In antichità molti tetti delle case di Venezia erano ricoperti di paglia o legno, cosicchè - vista la vicinanza forzata degli edifici - bastava una scintilla a far incendiare mezza città.
Per questo motivo si cercarono delle soluzioni che dettero vita ai camini "lunghi" (per allontanare il punto di scarico dai tetti) e terninati a "canna rovesciata" o "tronco di cono" per rallentare nell'ultimo tratto la velocità dei fumi e consentire quindi il graduale raffreddamento delle faville.
Molti erano addirittura decorati e dipinti, se ne contano oltre 10 tipi con diverse soluzioni al medesimo problema (vari percorsi forzati per i fumi). Sono circa 7000 i camini a Venezia, ma nel '500 se ne sono censiti ben 10.357.
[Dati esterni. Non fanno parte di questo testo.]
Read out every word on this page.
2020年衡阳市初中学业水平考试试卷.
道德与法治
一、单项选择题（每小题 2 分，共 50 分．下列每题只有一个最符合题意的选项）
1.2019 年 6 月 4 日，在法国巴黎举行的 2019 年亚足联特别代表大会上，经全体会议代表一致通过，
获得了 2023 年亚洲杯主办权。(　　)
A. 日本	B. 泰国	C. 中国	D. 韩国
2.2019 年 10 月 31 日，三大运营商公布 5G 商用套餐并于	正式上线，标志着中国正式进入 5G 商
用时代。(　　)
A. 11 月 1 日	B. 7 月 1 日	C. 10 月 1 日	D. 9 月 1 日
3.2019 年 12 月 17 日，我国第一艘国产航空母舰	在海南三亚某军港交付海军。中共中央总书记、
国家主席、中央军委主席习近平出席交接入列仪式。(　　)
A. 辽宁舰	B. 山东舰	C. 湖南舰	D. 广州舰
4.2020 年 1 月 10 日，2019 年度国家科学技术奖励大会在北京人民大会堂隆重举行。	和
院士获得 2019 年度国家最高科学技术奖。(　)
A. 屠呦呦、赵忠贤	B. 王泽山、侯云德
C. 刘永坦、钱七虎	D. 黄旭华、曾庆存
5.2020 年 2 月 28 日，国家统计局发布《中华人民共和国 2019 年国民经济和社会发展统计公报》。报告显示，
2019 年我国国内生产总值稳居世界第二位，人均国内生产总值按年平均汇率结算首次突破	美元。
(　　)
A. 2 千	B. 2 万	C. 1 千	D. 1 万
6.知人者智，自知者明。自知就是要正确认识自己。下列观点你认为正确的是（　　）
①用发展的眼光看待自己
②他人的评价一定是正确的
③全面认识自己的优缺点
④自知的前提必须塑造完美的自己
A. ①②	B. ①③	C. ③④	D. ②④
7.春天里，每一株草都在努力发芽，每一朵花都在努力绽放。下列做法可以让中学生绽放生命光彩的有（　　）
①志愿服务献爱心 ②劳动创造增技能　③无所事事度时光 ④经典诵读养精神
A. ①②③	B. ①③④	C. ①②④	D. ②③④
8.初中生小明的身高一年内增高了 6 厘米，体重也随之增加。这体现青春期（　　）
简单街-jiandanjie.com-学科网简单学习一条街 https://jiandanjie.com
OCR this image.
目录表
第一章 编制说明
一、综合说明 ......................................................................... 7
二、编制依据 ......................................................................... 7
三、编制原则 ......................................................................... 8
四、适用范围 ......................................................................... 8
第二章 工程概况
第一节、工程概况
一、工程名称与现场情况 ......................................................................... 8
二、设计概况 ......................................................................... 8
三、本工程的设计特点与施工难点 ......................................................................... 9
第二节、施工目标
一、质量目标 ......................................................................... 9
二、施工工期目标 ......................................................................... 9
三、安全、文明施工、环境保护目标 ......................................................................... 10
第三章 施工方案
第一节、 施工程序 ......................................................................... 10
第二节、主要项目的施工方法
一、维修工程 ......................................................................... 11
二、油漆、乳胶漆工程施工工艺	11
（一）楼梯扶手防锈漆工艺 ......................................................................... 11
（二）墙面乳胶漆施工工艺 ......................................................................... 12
Tutti questi camini avevano in comune una qualche copertura alla sommità. Se ne parla in una legge emanata il 12 novembre del 1350 a Venezia, in cui si impone “ad cohoperiendum quendam caminum in quo traspluebat…”, e cioè che sia posta la copertura in sommità dei camini in modo che l’acqua piovana non penetri nella canna fumaria.
Tali soluzioni - rappresentate spesso nei quadri del Carpaccio e del Bellini - si sono diffuse ovunque nel tempo più per scelta architettonica che per reale necessità funzionale: raramente si incontrano densità abitative come quelle veneziane.
Va ricordato che anche i moderni Vigili del Fuoco incontrano serie difficoltà in caso di incendio nonostante a Venezia l'acqua non manchi di certo... Gli edifici sono spesso alti e senza il necessario spazio circostante per operare, inoltre per attingere l'acqua da un rio possono essere necessari dei percorsi davvero tortuosi tra le calli. Non dimentichiamo poi la pressione necessaria agli idranti per raggiungere la sommità degli edifici ed i danni che l'acqua salmastra - che necessariamente va usata - lascia su quanto rimane a spegnimento avvenuto.